Any snickering at their dropped L's and R's no doubt stopped when they got into their late-model luxury cars. These Chinglish lovers had the old Chinese practical/romantic paradigm in the proper order, as in small English, big money for me, big college, small worry for my children.

One of these Chinglish lovers, Julie from Taiwan, taught me the potential for Chinglish, its ability to pare down and simplify a language otherwise overburdened with Germanic insistence on form over function.

Her, "I tell you before; price good, buy. No like price, no buy," ended a debate over a house she had listed far more effectively than 10 minutes' worth of "I'm sure we can arrive at a mutually satisfactory sum," could have.

She sold the house, with a lot of contingencies in her favor. In the face of the buyer's repeated questions, "Why can't the seller …", "Why didn't you tell me earlier …", "Why does the contract say …", Julie invented an instant Chinglish classic, "No why!"

I'm not in touch with Julie anymore, so I can't say if her Chinglish has improved. I know her lifestyle has, as she made it from the gritty valley city of El Monte to the glitzy gated community of Diamond Bar.

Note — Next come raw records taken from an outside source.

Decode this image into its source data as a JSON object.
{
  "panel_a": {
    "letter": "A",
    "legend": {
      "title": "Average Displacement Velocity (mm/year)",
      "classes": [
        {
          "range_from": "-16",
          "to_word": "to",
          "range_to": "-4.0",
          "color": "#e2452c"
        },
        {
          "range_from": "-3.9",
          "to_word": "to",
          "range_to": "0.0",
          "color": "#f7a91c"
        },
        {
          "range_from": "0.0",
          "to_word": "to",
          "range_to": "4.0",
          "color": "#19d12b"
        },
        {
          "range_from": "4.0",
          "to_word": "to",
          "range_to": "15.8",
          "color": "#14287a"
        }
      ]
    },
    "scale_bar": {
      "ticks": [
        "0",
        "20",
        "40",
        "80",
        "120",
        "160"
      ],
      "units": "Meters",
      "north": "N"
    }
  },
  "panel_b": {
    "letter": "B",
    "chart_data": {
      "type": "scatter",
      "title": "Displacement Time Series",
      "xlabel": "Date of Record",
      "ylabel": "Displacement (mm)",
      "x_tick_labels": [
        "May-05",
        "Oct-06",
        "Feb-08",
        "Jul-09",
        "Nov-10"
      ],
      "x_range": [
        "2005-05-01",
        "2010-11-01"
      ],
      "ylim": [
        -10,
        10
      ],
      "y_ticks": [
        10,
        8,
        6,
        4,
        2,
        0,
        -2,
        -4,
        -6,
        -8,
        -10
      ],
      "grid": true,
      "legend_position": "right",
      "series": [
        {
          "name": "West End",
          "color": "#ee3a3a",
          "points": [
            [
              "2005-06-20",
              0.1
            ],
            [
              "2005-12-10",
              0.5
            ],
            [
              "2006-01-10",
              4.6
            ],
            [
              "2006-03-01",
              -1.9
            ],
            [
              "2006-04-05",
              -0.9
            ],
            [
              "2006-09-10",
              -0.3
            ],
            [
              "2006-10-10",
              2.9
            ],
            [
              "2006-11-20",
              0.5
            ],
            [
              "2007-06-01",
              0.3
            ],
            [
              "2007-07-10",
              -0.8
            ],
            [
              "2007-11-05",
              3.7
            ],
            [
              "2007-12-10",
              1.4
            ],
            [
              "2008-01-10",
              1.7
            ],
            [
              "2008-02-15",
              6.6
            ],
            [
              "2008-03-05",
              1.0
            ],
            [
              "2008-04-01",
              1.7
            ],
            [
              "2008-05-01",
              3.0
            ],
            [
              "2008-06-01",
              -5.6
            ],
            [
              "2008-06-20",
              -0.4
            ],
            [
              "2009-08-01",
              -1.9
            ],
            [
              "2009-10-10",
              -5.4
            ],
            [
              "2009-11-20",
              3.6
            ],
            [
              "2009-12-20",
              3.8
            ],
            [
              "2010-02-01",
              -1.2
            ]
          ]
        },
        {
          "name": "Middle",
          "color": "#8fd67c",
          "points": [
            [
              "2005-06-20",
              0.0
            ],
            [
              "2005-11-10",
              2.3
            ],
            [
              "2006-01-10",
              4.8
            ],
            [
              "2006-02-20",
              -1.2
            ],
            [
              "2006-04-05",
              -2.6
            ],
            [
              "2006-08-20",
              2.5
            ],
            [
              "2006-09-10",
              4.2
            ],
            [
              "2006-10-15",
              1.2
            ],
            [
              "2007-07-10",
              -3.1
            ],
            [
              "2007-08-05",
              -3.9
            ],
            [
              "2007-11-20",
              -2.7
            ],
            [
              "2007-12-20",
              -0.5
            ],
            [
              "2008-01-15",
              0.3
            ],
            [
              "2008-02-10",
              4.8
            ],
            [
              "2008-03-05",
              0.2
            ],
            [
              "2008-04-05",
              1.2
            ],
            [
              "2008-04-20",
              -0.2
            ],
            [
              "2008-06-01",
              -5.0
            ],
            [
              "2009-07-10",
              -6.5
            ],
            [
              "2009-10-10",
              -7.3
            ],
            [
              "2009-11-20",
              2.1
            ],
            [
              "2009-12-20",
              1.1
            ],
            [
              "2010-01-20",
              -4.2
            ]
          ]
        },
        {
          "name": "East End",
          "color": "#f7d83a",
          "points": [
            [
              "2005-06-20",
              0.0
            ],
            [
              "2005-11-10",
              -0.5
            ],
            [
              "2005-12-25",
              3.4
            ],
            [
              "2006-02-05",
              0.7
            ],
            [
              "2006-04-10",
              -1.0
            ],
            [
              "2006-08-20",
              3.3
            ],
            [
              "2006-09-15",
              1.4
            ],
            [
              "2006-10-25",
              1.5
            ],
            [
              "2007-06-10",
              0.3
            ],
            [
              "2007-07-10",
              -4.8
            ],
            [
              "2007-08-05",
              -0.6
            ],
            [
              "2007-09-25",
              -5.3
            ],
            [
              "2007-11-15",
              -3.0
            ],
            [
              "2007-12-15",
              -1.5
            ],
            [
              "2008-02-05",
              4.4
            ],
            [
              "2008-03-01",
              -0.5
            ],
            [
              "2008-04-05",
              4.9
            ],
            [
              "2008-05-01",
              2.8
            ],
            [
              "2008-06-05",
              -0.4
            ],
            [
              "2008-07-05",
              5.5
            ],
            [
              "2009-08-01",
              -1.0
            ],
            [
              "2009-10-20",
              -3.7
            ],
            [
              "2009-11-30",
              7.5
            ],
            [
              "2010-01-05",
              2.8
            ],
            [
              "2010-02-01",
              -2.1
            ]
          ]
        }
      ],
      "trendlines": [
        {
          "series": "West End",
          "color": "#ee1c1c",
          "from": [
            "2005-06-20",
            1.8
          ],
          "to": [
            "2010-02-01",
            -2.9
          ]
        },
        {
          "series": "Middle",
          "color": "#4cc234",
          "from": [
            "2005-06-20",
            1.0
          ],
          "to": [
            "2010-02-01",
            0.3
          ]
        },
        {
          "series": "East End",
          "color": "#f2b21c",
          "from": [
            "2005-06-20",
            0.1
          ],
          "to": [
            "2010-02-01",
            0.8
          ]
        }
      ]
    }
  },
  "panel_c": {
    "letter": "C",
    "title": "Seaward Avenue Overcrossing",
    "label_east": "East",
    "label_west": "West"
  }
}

The point is that her Chinglish proved more than adequate as a communication tool, and that if 1 million of us here in China showed the same spirit, then English would quickly turn from elusive fawn to sturdy plow-horse, turning earth where the richest dreams could grow.

Consider Australia, New Zealand, Ireland and Scotland, and the question of what constitutes "standard English" becomes moot. Take into account Hinglish ("You are a number one silly duffer, sir.") and the case is closed.

If English is mandatory, then it is ours to play with, to make our own. No need write more. I go park.